Isaac Julien’s short film The Attendant (1992) becomes the basis for an analysis of S&M as a physicalization of one’s encounter with history, an encounter potentially able to take up materials of a traumatic past and remix them “in the interests of new possibilities for being an knowing” (144). The argument goes more or less like this: insofar as S&M reanimates historically specific social roles—like the colonial master and slave, the Catholic inquisitor, and the German Nazi—refurbishes them in historically specific elements of its theatrical language, and uses the body (and sexual gratification) to rearrange time, it becomes a mode of aesthetically commenting upon a history of oppression. Julien’s filmic work is analyzed as inquiring how bodily knowledge of trauma, encoded in S&M sex and its sensory elements, can be released for new bodily experiences, redistributing the content attached to chattel slavery’s historical baggage differently, and with sexual aims in target.

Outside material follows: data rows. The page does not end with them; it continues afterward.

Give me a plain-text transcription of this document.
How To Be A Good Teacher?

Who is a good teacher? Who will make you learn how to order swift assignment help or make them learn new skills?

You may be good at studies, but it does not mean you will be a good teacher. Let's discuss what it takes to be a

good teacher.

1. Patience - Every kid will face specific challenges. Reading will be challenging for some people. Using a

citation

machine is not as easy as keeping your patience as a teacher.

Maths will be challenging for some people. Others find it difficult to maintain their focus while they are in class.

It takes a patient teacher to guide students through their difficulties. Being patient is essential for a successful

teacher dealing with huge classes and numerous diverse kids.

Through Julien’s work, Freeman admits that the “somatized historical knowledge” (168) restored by S&M neither demands nor produces accurate information about some past original experience, but in turn “enacts the oscillation between historically specific forms of time (…) and illuminates some past consequences and futural possibilities of this movement” (ibid). Such positing of corporeal performance as a historicizing movement renders the body a “kinetic and rhythmic improvisations of the social” (172). By doing so, I believe Freeman’s thinking gives further consistency to queer theory’s conceptual shift from the question of queerness as a psychological drive or an identity to the concept of queer as performance. The main question this book poses is how erotic relations and bodily acts are able to unbind time and history from capitalism’s regulated tempos in creative ways, unbinding thus our bodies from regulating structures like gender, race, class, and sexual identity themselves as inevitable markers of historical determination.